论文标题
开放域对话中的多句知识选择
Multi-Sentence Knowledge Selection in Open-Domain Dialogue
论文作者
论文摘要
在开放域对话研究中,有效地将外部知识源纳入对话是一个长期存在的问题。有关开放域知识选择的现有文献是有限的,并在知识源上进行了某些脆弱的假设,以简化整体任务(Dinan等,2019),例如每个上下文存在一个相关的知识句子。在这项工作中,我们评估了开放域对话知识选择的现有状态,以显示有关数据和评估的现有方法的缺陷。然后,我们通过提出一个新的框架来收集相关知识,并根据Wikipedia(WOW)语料库创建一个增强数据集来改进它们,并将其称为WOW ++。 WOW ++平均每个对话上下文中的相关知识句子句子,涵盖了开放域对话知识选择的固有歧义。然后,我们在此增强数据集中对各种知识排名进行了基准,并具有内在的评估和响应质量的外在度量,这表明使用WOW ++的神经rerankers可以优于在标准数据集中培训的培训的排名者。
Incorporating external knowledge sources effectively in conversations is a longstanding problem in open-domain dialogue research. The existing literature on open-domain knowledge selection is limited and makes certain brittle assumptions on knowledge sources to simplify the overall task (Dinan et al., 2019), such as the existence of a single relevant knowledge sentence per context. In this work, we evaluate the existing state of open-domain conversation knowledge selection, showing where the existing methodologies regarding data and evaluation are flawed.
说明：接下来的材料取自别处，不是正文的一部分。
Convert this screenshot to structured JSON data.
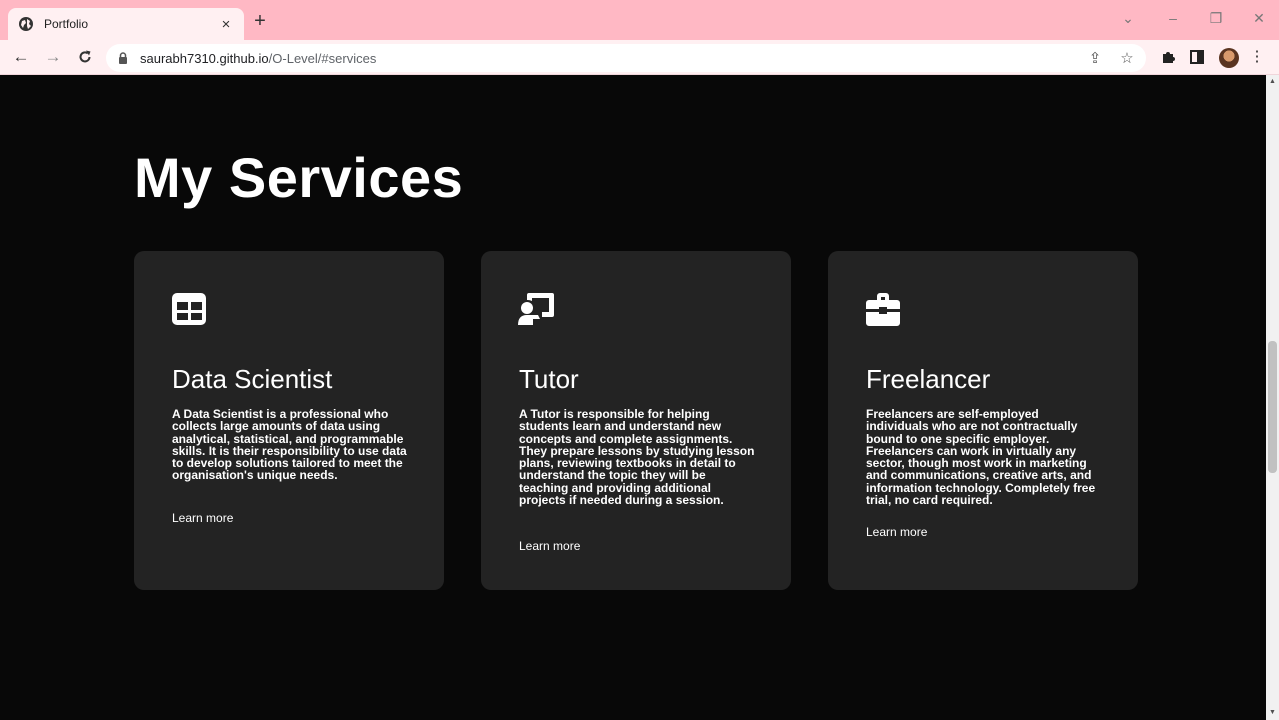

We then improve on them by proposing a new framework for collecting relevant knowledge, and create an augmented dataset based on the Wizard of Wikipedia (WOW) corpus, which we call WOW++. WOW++ averages 8 relevant knowledge sentences per dialogue context, embracing the inherent ambiguity of open-domain dialogue knowledge selection. We then benchmark various knowledge ranking algorithms on this augmented dataset with both intrinsic evaluation and extrinsic measures of response quality, showing that neural rerankers that use WOW++ can outperform rankers trained on standard datasets.